L’inaffondabile Nonna Irma

Rita De Alexandris
Ex insegnante, Asti

C’era, e per fortuna c’è ancora, una bisnonna che nella casa di riposo in cui si trovava, nella fretta di alzarsi da tavola, è caduta e si è lussata l’anca. Era la sera del 23 marzo ed eravamo in piena emergenza sanitaria. Portata al pronto soccorso, alle 2 di notte, viene ricoverata in attesa di venire operata. Ciò avviene il 26, l’operazione riesce bene e due giorni dopo già si parla di iniziare al più presto la fisioterapia. Siamo però nei giorni in cui il contagio da coronavirus anche ad Asti è in espansione; infatti arriva la tosse, si alza la febbre e il tampone risulta positivo.

Inizia il periodo di isolamento e di peregrinazione da un reparto all’altro, perché si chiudono reparti al loro normale funzionamento per accogliere i sempre più numerosi contagiati. Cambiano i medici, il personale infermieristico, e a noi famigliari vengono date informazioni da persone sempre diverse e non quotidianamente. In quei giorni è difficile avere notizie di lei.

Poi finalmente si può ridurre l’ossigeno, le fanno fare la prima videochiamata e noi la sentiamo chiedere con apprensione: “ Ma voi state bene? Voi come state?”.  Capiamo che la situazione sta migliorando perché è lei a preoccuparsi per noi e infatti il tampone risulta negativo. Dopo 14 giorni, ecco un altro tampone negativo; così mia suocera, che compirà 99 anni il prossimo agosto, può lasciare l’ospedale.

Ho cercato di sintetizzare al massimo, ma sono stati giorni interminabili.
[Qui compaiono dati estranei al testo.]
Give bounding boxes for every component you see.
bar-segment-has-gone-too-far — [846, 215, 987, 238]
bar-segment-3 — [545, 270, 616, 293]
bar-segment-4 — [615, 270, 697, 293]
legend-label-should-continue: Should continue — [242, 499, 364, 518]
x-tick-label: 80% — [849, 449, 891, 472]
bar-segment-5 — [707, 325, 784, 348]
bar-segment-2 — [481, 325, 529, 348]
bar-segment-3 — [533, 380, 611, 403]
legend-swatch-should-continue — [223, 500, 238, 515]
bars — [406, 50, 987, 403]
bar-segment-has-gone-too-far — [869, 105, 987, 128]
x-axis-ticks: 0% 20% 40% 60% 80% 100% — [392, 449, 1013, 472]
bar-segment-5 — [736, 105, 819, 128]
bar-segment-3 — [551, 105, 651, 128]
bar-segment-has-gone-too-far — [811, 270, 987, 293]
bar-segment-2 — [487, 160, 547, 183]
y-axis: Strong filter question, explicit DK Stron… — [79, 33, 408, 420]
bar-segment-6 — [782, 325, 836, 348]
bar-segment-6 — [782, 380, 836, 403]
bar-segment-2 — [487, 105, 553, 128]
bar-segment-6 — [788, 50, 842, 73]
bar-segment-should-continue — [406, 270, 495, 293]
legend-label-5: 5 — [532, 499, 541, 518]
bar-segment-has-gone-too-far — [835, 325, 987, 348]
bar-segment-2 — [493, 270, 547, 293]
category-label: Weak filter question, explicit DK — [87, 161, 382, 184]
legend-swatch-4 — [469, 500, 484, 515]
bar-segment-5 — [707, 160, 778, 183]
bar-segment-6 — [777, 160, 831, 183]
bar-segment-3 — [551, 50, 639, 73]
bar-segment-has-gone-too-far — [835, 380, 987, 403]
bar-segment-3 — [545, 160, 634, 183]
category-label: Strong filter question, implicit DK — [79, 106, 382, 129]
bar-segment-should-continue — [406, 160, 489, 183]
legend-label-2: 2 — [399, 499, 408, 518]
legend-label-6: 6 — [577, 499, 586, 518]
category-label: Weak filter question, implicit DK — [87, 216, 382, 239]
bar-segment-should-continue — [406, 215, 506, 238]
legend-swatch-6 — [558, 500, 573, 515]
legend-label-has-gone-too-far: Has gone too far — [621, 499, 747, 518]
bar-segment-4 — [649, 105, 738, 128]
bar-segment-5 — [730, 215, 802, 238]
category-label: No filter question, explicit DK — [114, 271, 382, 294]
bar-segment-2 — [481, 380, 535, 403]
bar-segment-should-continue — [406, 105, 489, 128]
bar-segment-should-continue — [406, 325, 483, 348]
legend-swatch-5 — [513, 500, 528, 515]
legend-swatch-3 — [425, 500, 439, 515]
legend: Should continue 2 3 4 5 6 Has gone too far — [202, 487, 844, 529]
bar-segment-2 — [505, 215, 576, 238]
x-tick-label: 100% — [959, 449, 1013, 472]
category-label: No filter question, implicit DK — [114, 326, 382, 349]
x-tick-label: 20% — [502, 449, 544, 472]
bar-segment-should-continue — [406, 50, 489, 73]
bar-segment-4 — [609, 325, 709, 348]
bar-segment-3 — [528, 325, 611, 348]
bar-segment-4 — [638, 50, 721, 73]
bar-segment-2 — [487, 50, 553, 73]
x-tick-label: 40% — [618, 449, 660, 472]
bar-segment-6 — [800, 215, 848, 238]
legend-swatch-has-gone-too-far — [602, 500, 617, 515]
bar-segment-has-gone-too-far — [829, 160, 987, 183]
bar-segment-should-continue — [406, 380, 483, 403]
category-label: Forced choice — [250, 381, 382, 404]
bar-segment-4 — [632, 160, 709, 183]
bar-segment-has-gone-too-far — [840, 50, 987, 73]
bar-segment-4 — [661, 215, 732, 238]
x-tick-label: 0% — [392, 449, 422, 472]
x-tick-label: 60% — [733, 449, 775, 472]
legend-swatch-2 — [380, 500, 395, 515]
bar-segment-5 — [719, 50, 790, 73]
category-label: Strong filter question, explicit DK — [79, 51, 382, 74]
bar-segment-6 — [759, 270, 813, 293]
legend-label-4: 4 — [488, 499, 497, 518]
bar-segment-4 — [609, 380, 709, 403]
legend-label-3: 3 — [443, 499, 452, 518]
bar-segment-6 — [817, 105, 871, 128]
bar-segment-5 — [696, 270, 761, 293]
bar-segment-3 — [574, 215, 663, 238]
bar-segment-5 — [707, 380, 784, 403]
Andrea, il pronipote, a Natale le aveva fatto gli auguri definendola “inaffondabile meglio del Titanic”, e lei, Ermida De Battista in Galli, per tutti “nonna Irma”, si è dimostrata davvero meglio del Titanic, vincendo la sua battaglia contro il coronavirus.

Dobbiamo però riconoscere che il merito va anche ai medici, alle infermiere, alle OSS, che l’hanno curata, confortata, sostenuta in questa sua battaglia: persone davvero speciali per professionalità, disponibilità e umanità, persone che non dimenticheremo mai.